I'm a fan of Olivia Judson's blog on the New York Times webpage:
http://judson.blogs.nytimes.com/
Her latests posts have centered around explaining evolutionary principles in a "general science" sort of way. The most recent in particular is about mutation and it's relationship to evolution. The punchline is that even without mutation evolution would still occur, since evolution is essentially the change in gene frequencies over time.
Take the trout I'm working on (for example) dumped down here in New Zealand about 100 years ago, they've had all that time to adapt to their new environment. Even if the lakes here were exactly like the lakes back in California from whence they came, we're likely to see distinct differences between the New Zealand trout and California trout. If nothing else (that is without mutation or migration... or men with trucks and ships moving fish around), we'd expect genetic drift to have separated the populations - that's just different gene frequencies becoming more prevalent in different populations due to mere chance.
As to the question of whether or not the trout will have sorted themselves into different populations around the lake... that's what I'm working on now!
But this weekend the trout will get a break from my withering gaze. It's Easter holiday, which means a five-day-weekend (thanks Jesus!). It's not that folks here in NZ are particularly religious as far as I can tell. I think it's just more common in general for Easter to be a longer holiday here and in Europe. I'm looking forward to a concert and some camping up north, with all respects to the resurrection of Christ and pagan fertility celebrations.

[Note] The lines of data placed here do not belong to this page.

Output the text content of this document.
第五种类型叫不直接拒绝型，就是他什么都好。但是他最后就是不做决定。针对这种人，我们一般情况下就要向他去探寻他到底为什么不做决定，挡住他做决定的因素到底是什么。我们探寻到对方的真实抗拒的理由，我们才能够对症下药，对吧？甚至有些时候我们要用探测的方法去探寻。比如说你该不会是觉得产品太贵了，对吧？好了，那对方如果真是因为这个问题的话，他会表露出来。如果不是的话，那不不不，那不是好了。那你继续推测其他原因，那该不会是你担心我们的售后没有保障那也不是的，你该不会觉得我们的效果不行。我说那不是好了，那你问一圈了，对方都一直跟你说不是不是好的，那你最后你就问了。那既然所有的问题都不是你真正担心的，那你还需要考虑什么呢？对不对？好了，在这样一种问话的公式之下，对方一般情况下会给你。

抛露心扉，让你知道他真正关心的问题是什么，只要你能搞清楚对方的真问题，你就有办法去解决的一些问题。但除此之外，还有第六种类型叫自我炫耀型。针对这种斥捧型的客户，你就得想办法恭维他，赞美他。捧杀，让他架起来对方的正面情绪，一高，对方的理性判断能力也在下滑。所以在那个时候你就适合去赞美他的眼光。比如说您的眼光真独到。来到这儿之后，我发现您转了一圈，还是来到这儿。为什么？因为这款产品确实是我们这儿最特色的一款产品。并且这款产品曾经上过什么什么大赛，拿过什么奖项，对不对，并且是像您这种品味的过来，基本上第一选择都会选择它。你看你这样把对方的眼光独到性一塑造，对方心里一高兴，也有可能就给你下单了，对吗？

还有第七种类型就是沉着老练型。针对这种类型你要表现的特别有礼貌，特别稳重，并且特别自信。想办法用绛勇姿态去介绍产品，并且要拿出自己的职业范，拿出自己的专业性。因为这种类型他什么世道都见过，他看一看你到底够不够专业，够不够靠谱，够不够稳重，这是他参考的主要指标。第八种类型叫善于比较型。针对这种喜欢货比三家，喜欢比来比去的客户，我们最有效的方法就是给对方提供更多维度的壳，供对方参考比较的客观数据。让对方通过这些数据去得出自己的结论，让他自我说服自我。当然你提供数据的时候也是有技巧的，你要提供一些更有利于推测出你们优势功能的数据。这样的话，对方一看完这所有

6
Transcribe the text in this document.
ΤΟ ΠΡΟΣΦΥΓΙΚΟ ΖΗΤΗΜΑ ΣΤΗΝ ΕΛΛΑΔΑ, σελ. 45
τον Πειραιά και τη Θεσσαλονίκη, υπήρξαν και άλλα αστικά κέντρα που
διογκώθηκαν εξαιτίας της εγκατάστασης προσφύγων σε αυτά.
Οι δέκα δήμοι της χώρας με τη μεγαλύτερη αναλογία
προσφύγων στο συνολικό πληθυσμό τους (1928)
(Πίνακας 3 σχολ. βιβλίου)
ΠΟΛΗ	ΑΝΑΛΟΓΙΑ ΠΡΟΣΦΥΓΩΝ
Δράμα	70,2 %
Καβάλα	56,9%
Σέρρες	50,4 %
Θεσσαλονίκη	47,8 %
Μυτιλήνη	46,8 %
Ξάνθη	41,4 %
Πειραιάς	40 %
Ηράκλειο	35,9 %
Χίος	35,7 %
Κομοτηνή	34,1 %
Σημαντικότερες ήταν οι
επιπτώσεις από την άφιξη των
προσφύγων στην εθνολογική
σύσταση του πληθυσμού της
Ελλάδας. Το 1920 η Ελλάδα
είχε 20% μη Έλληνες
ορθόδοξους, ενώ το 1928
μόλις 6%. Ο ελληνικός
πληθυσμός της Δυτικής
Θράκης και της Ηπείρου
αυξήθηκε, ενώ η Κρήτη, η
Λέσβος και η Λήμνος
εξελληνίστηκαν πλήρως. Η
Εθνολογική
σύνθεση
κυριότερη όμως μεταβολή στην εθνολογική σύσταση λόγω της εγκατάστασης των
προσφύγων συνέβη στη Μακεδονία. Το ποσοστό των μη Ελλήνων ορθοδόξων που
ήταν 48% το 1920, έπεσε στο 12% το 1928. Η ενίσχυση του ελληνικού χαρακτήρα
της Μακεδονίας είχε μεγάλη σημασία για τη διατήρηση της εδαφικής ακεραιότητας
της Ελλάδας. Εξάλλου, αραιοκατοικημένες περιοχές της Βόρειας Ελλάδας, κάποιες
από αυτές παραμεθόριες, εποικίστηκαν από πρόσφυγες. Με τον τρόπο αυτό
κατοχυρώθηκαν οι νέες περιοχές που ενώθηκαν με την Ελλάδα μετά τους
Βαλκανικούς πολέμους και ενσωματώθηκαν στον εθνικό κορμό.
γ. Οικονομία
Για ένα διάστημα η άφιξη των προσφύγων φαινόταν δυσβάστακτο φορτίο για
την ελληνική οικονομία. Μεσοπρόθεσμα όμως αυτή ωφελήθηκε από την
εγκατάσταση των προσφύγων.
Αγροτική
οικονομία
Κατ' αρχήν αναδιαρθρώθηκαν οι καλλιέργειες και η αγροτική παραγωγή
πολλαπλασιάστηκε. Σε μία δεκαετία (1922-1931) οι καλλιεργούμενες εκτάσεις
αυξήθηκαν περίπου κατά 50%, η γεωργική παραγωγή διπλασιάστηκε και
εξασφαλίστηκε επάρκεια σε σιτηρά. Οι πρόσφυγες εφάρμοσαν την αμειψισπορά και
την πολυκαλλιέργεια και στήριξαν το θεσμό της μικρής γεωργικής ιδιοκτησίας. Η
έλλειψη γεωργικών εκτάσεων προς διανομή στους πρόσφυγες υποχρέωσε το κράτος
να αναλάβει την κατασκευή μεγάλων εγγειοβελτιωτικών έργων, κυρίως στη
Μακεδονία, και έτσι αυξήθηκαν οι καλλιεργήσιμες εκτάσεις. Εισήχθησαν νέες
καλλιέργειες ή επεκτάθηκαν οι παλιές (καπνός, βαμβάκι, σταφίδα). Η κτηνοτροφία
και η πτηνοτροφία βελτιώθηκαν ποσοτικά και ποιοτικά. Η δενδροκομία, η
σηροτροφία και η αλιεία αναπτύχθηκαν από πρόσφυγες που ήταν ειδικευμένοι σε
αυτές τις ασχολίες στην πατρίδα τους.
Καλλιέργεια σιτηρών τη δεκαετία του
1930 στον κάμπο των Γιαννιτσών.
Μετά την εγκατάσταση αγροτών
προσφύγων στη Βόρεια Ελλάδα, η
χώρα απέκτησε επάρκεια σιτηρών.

There's always been a big emphasis on that link between spring and the resurrection, the rebirth of life and all that. Here we are launching into autumn, though, and I think the Easter holiday works on a different level in that context. Instead of the proof of the return of life to the world it's more about the promise that it'll all come back after that long cold freeze.
Or maybe it's just that any time of year is a good time for a story of sacrifice and resurrection (and some chocolate bunnies).